Just after dawn Saturday, a computerized alarm on the nightstand next to the bed of Otto and Jeanne Klittich told them that the temperature had dropped to 23 degrees in the orange grove outside their Fillmore home.
It was a low point for the Klittiches in a three-day battle to protect their 32 acres of citrus and nursery plants against record cold that coated the plants with frost.
As dreaded as the unexpected phone call in the middle of the night, the electronic bedside device had first sounded before dawn Thursday, when temperatures slipped below 32 in the eastern Ventura County community. It signaled the start of their battle with nature that may not end until Monday--and a vigil that may not end until summer.
A National Weather Service freeze warning for agricultural areas in Southern California was expected to continue at least through Monday morning, officials said.
To combat the chill, growers such as the Klittiches took to their fields, using a wide-ranging and expensive arsenal of water, anti-frost chemicals, heaters and wind makers.
The Ventura County growers estimate that they have already spent as much as $1 million to protect their citrus and avocado crops. But they say they won't know exactly how well their efforts worked until the spring or summer.
"Sometimes oranges heal and sometimes they don't. The waiting to find out--that's always a bad time," Otto Klittich said Saturday after inspecting the grove he and his family have worked for 10 years. When he stuck a temperature probe in an orange plucked from a tree, he got a reading of 28 degrees. It was not a good sign.

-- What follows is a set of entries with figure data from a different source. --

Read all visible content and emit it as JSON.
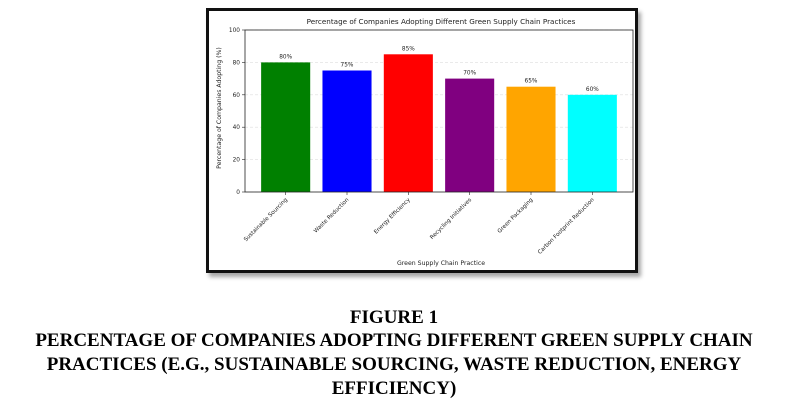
{
  "chart_data": {
    "type": "bar",
    "title": "Percentage of Companies Adopting Different Green Supply Chain Practices",
    "xlabel": "Green Supply Chain Practice",
    "ylabel": "Percentage of Companies Adopting (%)",
    "categories": [
      "Sustainable Sourcing",
      "Waste Reduction",
      "Energy Efficiency",
      "Recycling Initiatives",
      "Green Packaging",
      "Carbon Footprint Reduction"
    ],
    "values": [
      80,
      75,
      85,
      70,
      65,
      60
    ],
    "data_labels": [
      "80%",
      "75%",
      "85%",
      "70%",
      "65%",
      "60%"
    ],
    "colors": [
      "#008000",
      "#0000ff",
      "#ff0000",
      "#800080",
      "#ffa500",
      "#00ffff"
    ],
    "ylim": [
      0,
      100
    ],
    "yticks": [
      0,
      20,
      40,
      60,
      80,
      100
    ],
    "grid": "y",
    "legend": "none"
  },
  "caption": {
    "number": "FIGURE 1",
    "text": "PERCENTAGE OF COMPANIES ADOPTING DIFFERENT GREEN SUPPLY CHAIN PRACTICES (E.G., SUSTAINABLE SOURCING, WASTE REDUCTION, ENERGY EFFICIENCY)"
  }
}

"It is hard not to get depressed," his wife said. "We will be able to make some estimates of damage once it warms up, but what is so awful is that we won't know for sure until the crop is picked in August."
Damage from the freeze was expected to be high, said Terry Schaeffer, an agricultural meteorologist with the weather service in Santa Paula. Schaeffer spent much of Saturday visiting growers, surveying damage and collecting temperature readings. The lowest reading he found was 22 degrees along Santa Rosa Road near Camarillo.
"It is becoming obvious we sustained some significant damage," Schaeffer said. "We are probably talking millions of dollars in damages. I'd be surprised if it wasn't $10 million.
"It's going to be a freeze the growers will remember for generations."
Among the area's larger growers, Limoneira Associates used two helicopters, wind machines and grove heaters to keep warm air circulating over its 3,000 acres of citrus.
"We've had to protect our citrus crops pretty extensively," said Al Guilin, executive vice president of the Santa Paula grower. "Still, there is some damage evident right now. It is difficult to know how extensive it is until you actually cut the fruit at harvest time."
Even if the protective measures save the crops, Guilin said, the farmers can end up losing money because the methods are so expensive.
"The cost of labor, of fuel, of flying a helicopter adds up," he said. "In some cases, it will be the difference between whether a grower makes money or not this coming year."